Patricia M. Vigil presenting Michelle Foster the Multicultural Staff and Faculty Network Distinguished Service Faculty Award
Michelle Foster, right, at the Celebrate! CSU Awards reception where she received the Multicultural Staff and Faculty Network Distinguished Service Award.

She has served on the Multicultural Staff and Faculty Network committee, and has been a reviewer for President McConnell’s Race, Bias, and Equity Initiative. Since 2019, she has been serving in the role of director of diversity and access for the Graduate School. She has also been involved as a research mentor in various graduate programs aimed at increasing numbers of minority faculty in the sciences. She was recognized for her efforts in 2019 with the Multicultural Staff and Faculty Network Distinguished Service Award.

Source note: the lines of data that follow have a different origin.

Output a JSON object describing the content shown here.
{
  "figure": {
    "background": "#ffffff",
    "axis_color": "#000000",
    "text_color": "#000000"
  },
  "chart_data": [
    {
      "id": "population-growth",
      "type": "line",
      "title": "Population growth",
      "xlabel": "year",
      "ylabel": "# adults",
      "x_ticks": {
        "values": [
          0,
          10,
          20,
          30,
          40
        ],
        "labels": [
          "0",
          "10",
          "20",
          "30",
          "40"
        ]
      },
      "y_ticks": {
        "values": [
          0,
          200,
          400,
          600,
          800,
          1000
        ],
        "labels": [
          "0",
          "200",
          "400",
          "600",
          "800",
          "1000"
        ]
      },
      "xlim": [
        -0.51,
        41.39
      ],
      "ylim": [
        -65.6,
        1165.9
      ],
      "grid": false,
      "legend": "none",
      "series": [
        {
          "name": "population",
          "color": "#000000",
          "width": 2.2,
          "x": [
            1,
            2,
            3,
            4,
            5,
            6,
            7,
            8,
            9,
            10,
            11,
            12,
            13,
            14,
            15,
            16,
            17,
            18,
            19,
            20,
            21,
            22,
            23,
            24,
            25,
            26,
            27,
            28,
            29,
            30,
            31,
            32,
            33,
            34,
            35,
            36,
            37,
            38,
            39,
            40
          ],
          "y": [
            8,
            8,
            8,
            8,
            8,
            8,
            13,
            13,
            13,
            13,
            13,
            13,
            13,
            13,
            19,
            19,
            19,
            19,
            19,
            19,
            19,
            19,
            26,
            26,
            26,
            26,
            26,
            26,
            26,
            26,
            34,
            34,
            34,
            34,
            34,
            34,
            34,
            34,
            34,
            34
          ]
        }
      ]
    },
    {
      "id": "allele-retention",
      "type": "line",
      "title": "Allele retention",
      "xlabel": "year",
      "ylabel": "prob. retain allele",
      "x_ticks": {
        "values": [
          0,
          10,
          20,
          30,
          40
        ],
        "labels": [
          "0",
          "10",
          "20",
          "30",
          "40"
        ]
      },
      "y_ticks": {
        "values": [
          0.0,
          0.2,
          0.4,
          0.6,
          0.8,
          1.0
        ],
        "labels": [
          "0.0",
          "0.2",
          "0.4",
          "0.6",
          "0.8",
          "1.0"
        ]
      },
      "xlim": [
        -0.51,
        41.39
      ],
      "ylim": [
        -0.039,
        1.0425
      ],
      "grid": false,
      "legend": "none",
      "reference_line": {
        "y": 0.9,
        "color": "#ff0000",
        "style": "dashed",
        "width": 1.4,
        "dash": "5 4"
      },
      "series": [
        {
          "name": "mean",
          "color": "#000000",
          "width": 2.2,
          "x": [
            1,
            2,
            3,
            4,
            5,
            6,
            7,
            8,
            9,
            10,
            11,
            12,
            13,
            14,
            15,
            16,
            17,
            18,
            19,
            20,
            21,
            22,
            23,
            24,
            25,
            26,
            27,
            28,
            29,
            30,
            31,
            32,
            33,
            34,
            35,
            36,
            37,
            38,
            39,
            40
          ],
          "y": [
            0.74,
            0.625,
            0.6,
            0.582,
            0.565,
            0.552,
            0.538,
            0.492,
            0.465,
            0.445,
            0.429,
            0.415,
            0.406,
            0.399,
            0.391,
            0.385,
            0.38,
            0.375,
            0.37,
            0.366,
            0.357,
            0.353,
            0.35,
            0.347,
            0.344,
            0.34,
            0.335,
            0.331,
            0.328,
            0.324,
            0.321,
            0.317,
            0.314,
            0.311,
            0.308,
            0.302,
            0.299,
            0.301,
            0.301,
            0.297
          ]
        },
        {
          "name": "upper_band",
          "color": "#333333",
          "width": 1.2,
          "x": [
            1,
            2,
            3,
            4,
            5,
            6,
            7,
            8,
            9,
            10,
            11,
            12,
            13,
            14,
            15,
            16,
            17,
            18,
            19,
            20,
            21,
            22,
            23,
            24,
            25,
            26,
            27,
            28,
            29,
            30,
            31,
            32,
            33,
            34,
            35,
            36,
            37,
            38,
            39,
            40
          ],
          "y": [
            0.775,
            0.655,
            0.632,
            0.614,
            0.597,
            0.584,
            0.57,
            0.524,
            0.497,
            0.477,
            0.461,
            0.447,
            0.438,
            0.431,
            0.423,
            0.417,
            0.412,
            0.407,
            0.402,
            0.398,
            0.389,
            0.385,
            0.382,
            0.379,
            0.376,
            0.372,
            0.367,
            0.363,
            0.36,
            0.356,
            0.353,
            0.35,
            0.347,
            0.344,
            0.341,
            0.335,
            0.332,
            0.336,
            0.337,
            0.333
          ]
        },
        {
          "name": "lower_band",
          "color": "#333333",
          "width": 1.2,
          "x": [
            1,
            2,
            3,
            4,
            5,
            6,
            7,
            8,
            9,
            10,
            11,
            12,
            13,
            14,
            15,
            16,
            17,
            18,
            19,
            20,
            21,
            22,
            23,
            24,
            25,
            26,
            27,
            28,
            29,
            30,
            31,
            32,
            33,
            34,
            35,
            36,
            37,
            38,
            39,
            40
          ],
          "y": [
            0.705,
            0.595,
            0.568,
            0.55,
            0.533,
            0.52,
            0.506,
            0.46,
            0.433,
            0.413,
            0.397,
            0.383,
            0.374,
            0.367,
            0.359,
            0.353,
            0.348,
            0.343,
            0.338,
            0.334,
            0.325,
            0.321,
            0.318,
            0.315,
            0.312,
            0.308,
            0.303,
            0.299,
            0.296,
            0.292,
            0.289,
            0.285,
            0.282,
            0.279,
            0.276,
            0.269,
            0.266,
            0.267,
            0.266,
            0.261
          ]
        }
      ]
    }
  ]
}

Leading College diversity initiatives

As assistant dean for diversity, equity, and inclusion, Foster is excited for the opportunity to help advance the College’s strategic vision as outlined in the Strategic Plan and Diversity Blueprint plan. She will help lead and implement college-level initiatives to promote diversity and inclusion. Not only is she looking forward to helping the college move forward, but she also wants to set an example for students of color.

“I really wanted to get involved in administration and try my hand at it,” Foster said about this new opportunity. “The higher up you move in the CSU administration, the less diversity you see. I’ve asked what I can do to prepare myself to be a leader in a University. I want students to see me so that they know they also have a route to get where I’ve gotten.”

Foster is interested in advancing all types of diversity. It might have a different meaning depending on the discipline – for example, construction management is focused on recruiting more women, and occupational therapy has guided the College in its commitment to accessibility for people with disabilities. Foster says accountability and retention are two themes that cut across all areas of diversity.

Getting more comfortable with talking about issues of race and privilege and promoting CSU’s Principles of Community in interactions is a good place to start. “One thing that everyone can benefit from is accountability in changing things,” said Foster, who will work initially with the dean on professional development and training with college leadership.

“Another recurring theme is retaining people,” she said. “Let’s keep the people we already have. If we have people leaving we need to find out why they are leaving and make it more desirable for them to stay.”